Halk sınıflarını egemen sınıflardan da ayırmalıyız. Marx da bir Yahudi’dir, İsrail’i protesto eden Yahudiler de vardır. Halklar arası düşmanlık emperyalizmin elini güçlendirir. O yüzden, halkların kardeşliği sadece yerin üstündekilerle bütünleşmek kadar yerin altındakilerle de bütünleşmekten geçer.

Şener Şen’in oynadığı Aşk Filmlerinin Unutulmaz Yönetmeni filminde bir arkadaşları ölünce cenaze namazını çok az kişi kılar. Ermeni sanatçı Nübar Terziyan ile Şener Şen arasında geçen diyalog, halkların kardeşliğinin cenazeyi sahiplenmedeki samimiyeti gösterir.

- Nübar sen Ermeni değil misin?

- Ermeni’yim.

- Namazda ne işin var?

-N’apıyim, cemaat o kadar az ki adama ayıp olacak!”

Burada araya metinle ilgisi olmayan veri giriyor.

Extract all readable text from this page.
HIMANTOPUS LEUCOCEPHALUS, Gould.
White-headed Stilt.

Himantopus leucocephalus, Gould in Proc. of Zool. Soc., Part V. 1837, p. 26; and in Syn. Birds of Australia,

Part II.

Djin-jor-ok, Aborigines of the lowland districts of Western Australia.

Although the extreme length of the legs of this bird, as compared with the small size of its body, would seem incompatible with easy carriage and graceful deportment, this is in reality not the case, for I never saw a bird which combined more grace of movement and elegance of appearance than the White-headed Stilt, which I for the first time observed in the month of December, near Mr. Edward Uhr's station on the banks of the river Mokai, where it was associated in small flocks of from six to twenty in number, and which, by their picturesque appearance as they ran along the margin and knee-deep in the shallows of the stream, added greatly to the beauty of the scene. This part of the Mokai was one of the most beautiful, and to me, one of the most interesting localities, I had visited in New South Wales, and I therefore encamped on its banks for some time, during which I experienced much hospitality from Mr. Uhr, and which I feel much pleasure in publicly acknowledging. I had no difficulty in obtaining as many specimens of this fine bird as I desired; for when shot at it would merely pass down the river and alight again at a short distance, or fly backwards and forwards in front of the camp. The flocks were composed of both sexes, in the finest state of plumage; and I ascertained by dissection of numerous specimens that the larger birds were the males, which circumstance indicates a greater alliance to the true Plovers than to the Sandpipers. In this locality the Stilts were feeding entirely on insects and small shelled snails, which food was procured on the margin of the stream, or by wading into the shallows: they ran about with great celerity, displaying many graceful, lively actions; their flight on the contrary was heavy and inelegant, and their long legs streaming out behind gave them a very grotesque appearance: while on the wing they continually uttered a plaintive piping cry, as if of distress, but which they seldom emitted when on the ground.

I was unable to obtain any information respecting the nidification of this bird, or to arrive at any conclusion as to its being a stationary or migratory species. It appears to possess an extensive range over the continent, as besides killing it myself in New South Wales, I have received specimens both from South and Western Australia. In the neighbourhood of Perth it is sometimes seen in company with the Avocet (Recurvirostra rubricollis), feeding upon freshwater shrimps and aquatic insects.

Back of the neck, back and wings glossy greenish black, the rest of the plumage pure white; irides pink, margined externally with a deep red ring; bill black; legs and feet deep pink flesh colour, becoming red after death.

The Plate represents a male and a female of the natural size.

Sömürü düzeninde ölüm ideolojiktir. İşçi sınıfı, ölen sınıf kardeşlerinin mezarlarına sahip çıkmalıdır. Sınıf bilincinin gelişmesi sınıfın geliştirdiği değerlerle güçlenir. Sınıfsız sömürüsüz düzen ve dünya kurma yolunda yaşamıyla bayraklaşan işçi, emekçi, mücadeleci insanlar öldükten sonra da yaşatılmalıdır. Nâzım Hikmet, Yaşamaya Dair şiirinde “Yahut, kocaman gözlüklerin,/ beyaz gömleğinle bir laboratuarda/ insanlar için ölebileceksin” dizelerini yazar.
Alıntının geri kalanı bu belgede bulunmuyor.